Yes, indeed … the questions for Dad keep mounting

Once in a while it hits me: I’ve now been alive longer without my dad than with. Because he died in 2001. The more time that passes … the more questions I wish I could ask him.

The quote I posted at the top of this item belongs to Brian Stelter, CNN’s media critic and host of the network’s “Reliable Sources” program. He put this message out via Twitter.

I happen to relate quite directly to what Stelter has noted. I have been alive longer without my own father than I was with him among us. Dad died in 1980. His death came as a stunner to me and the rest of my family.

Dad was just 59 years of age. I was 30 when he died. I will turn 70 near the end of this year. The idea that I have lived 10-plus years longer than Dad did is enough of a mind-blower all by itself.

Dad has crossed my mind every single day since he left us. So has Mom, who died just a little more than four years after Dad.

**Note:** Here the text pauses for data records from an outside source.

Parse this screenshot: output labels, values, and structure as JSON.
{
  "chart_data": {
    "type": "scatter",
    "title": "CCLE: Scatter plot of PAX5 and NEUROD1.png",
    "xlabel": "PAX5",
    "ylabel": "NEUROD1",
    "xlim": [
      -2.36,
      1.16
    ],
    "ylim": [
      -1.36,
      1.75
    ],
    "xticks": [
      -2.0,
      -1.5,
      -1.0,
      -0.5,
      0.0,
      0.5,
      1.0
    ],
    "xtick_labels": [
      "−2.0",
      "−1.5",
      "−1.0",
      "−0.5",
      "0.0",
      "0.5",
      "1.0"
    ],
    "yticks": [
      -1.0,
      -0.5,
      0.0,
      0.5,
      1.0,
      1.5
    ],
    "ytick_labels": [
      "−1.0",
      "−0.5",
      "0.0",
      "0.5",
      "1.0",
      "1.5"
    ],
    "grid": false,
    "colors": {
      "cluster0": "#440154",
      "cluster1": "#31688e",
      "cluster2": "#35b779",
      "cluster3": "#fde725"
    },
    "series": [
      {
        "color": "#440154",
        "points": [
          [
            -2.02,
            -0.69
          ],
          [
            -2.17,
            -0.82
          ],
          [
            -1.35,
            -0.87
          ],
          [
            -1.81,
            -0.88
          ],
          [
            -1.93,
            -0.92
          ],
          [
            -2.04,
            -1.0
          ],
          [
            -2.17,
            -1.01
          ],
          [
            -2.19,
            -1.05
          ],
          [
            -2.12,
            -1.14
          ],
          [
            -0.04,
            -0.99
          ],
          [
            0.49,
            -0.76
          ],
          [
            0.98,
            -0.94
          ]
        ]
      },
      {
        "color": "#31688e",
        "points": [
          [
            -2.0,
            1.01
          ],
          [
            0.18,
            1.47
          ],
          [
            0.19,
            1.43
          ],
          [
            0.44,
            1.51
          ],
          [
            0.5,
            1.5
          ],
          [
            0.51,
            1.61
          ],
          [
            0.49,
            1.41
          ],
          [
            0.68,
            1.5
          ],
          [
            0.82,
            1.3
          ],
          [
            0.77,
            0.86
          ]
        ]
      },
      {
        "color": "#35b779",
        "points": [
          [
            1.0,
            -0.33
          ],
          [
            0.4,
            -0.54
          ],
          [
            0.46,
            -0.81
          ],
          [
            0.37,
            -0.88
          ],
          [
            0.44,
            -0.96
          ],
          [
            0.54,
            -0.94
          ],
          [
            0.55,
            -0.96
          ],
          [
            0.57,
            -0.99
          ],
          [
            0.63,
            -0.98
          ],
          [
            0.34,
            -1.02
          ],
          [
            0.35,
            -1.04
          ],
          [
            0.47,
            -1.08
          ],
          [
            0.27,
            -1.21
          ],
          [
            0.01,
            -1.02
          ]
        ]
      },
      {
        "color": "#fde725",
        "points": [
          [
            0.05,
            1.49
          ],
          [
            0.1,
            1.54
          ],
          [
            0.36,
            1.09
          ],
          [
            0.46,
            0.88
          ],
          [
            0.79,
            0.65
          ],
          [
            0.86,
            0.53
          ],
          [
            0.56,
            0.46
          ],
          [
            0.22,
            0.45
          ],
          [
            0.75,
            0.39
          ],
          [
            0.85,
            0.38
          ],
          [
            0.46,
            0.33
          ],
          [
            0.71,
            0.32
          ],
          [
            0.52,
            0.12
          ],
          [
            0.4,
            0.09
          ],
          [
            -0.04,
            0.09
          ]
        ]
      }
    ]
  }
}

But as Stelter noted, the more time goes by the more questions have entered my mind. They deal largely with the way Dad lived his life. They pertain to some of the mistakes I saw him make. They tug at my emotions occasionally, eliciting feelings associated with opportunities lost. Hey, I could have asked him so many of those questions, forced him to answer. Perhaps they could have assuaged some of the mystery that surrounded him.

It’s not that Dad was a mysterious man. He was in many ways an open book. He was a bit of a showman. Dad enjoyed making people laugh. He could tell a joke with as much flair and panache as anyone I’ve ever known. However, perhaps he intended for that showmanship to overshadow some unknowable emotional discomfort. So I guess the book wasn’t open as widely as it could have been. Thus, the questions I have harbored for many years are coming forward on this Father’s Day.

I miss my father. This day doesn’t sadden me. It does, just as it does for Brian Stelter, fill me with a strange desire for answers to questions that have lingered for most of my life.